His flashy nature, coupled with the reputation he made for himself in the minor leagues, forced many baseball purists to look at Harper with the upmost disdain. But just a week into his career, Harper has already put his mark on the Nationals 2012 resurgence and has forced many to consider the question: Is Bryce Harper actually going to be good for the game?
The most impressive thing I have seen out of Harper in this short stint in the big leagues is the way that he has handled the spotlight, essentially keeping his head down and going about his business. Opening his career in Los Angeles was no easy task, but even tougher was doing so with 40,000 Dodgers fans booing him every time his name was announced.
Harper didn’t care.
He maintained relative focus and recorded his first career hit, going 1-3 in his opening night. Harper also caught the eyes of many when he uncorked one of the strongest arms the league has ever seen from the outfield. But impressing on the field will never be a surprise for those who watch Bryce Harper. What was surprising was his ability to avoid any media scuffles or public reactions towards the outward resistance that he will likely always get from opposing fans. Harper seems to be just a kid enjoying his dream of playing in the MLB.
You could say that its pretty easy to keep your mouth shut, though. Maybe he has a publicist feeding him every line. Maybe the team has limited his media availability to avoid any incident. So take that with a grain of salt. What you can’t overlook, though, is Harper’s hustle. He flat out plays.

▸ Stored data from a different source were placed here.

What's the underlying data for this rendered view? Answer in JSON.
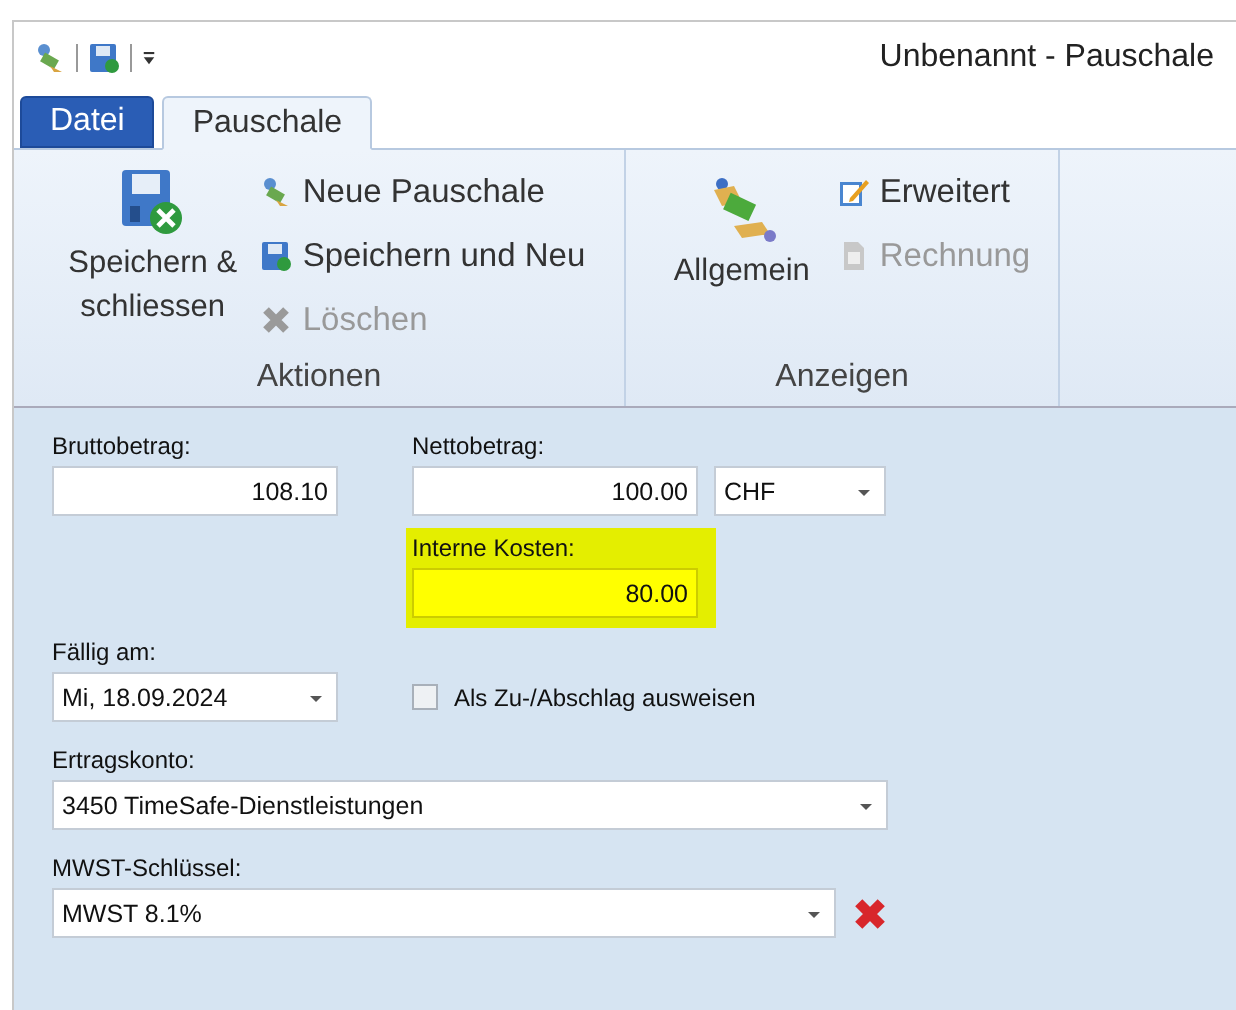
{
  "window": {
    "title": "Unbenannt - Pauschale"
  },
  "tabs": [
    {
      "label": "Datei",
      "kind": "file",
      "selected": false
    },
    {
      "label": "Pauschale",
      "kind": "normal",
      "selected": true
    }
  ],
  "ribbon": {
    "groups": [
      {
        "label": "Aktionen",
        "large": {
          "label": "Speichern & schliessen",
          "kind": "save-close"
        },
        "small": [
          {
            "label": "Neue Pauschale",
            "kind": "new",
            "disabled": false
          },
          {
            "label": "Speichern und Neu",
            "kind": "save-new",
            "disabled": false
          },
          {
            "label": "Löschen",
            "kind": "delete",
            "disabled": true
          }
        ]
      },
      {
        "label": "Anzeigen",
        "large": {
          "label": "Allgemein",
          "kind": "money"
        },
        "small": [
          {
            "label": "Erweitert",
            "kind": "edit",
            "disabled": false
          },
          {
            "label": "Rechnung",
            "kind": "doc",
            "disabled": true
          }
        ]
      }
    ]
  },
  "form": {
    "bruttobetrag": {
      "label": "Bruttobetrag:",
      "value": "108.10"
    },
    "nettobetrag": {
      "label": "Nettobetrag:",
      "value": "100.00",
      "currency": "CHF"
    },
    "interne_kosten": {
      "label": "Interne Kosten:",
      "value": "80.00",
      "highlighted": true
    },
    "faellig_am": {
      "label": "Fällig am:",
      "value": "Mi, 18.09.2024"
    },
    "zuschlag": {
      "label": "Als Zu-/Abschlag ausweisen",
      "checked": false
    },
    "ertragskonto": {
      "label": "Ertragskonto:",
      "value": "3450 TimeSafe-Dienstleistungen"
    },
    "mwst": {
      "label": "MWST-Schlüssel:",
      "value": "MWST 8.1%"
    }
  }
}
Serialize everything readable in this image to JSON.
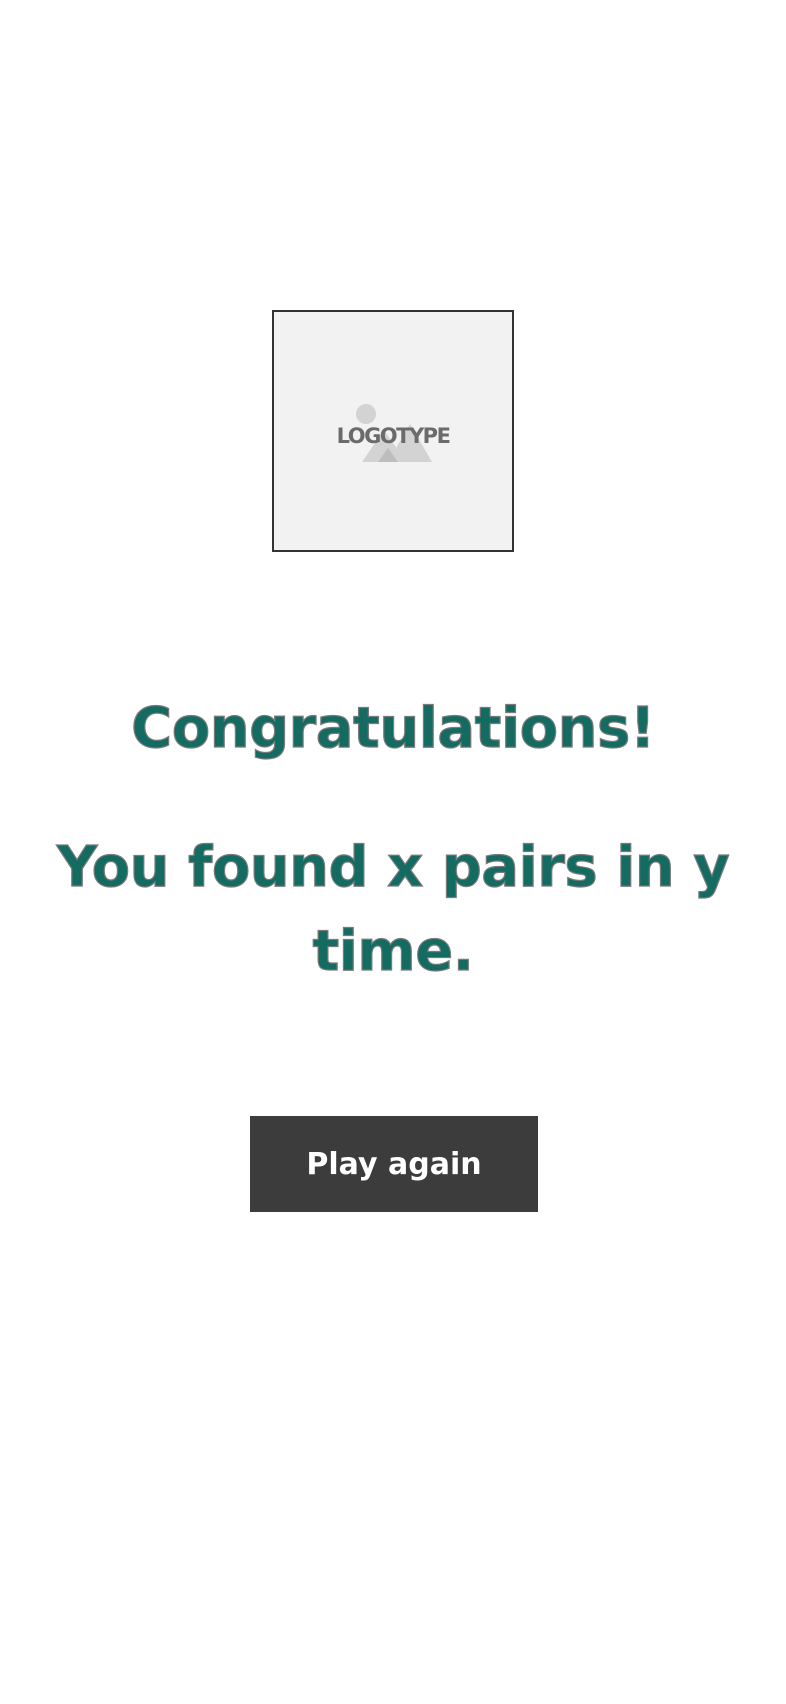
{
  "logo": {
    "text": "LOGOTYPE"
  },
  "message": {
    "title": "Congratulations!",
    "result": "You found x pairs in y time."
  },
  "actions": {
    "play_again_label": "Play again"
  },
  "colors": {
    "headline": "#146b61",
    "button_bg": "#3c3c3c",
    "button_text": "#ffffff"
  }
}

Every play of every game, every swing or run or throw in warm ups is done to the best of his ability. In an age when baseball has seen its marquee players evolve into entertainers rather than ball players, Harper’s hustle has become a breath of fresh air. So what if he wears his jersey unbuttoned and his hair looks like a rock stars? So what if he walks around with his shoulders back and his chest out, daring anyone to question his ability? He plays the game the way it is meant to be played, and for that, the rest is just eyewash.
In last night’s game against the Diamondbacks, Harper was inserted into the 3-hole in the National’s lineup. Take a look around the league. The third hitter in nearly every team’s lineup is the power guy, a guy that looks to hit home runs and collect RBI’s. If either of those don’t happen, a majority of these guys flip the bat, jog to first, and set their sights on the next at bat.
Harper is different. He runs out everything. The slow ground ball to shortstop, the lazy fly ball that doesn’t leave the infield. He is always rounding first base, looking to advance, looking to stretch everything as far as he can. You can’t teach this. Harper isn’t worried about looking good between the lines, he’s worried about getting his team wins.
Say what you want about his style and his personality, but what you can’t say about Bryce Harper is that he doesn’t play hard. The Nationals have picked up on a dying breed in Harper and his enthusiasm and energy will likely ensure that the Nationals are contenders in the NL East for years to come. I can only hope that the rest of the league will take notice. Maybe we can get back to the days of hustle small ball and quiet confidence.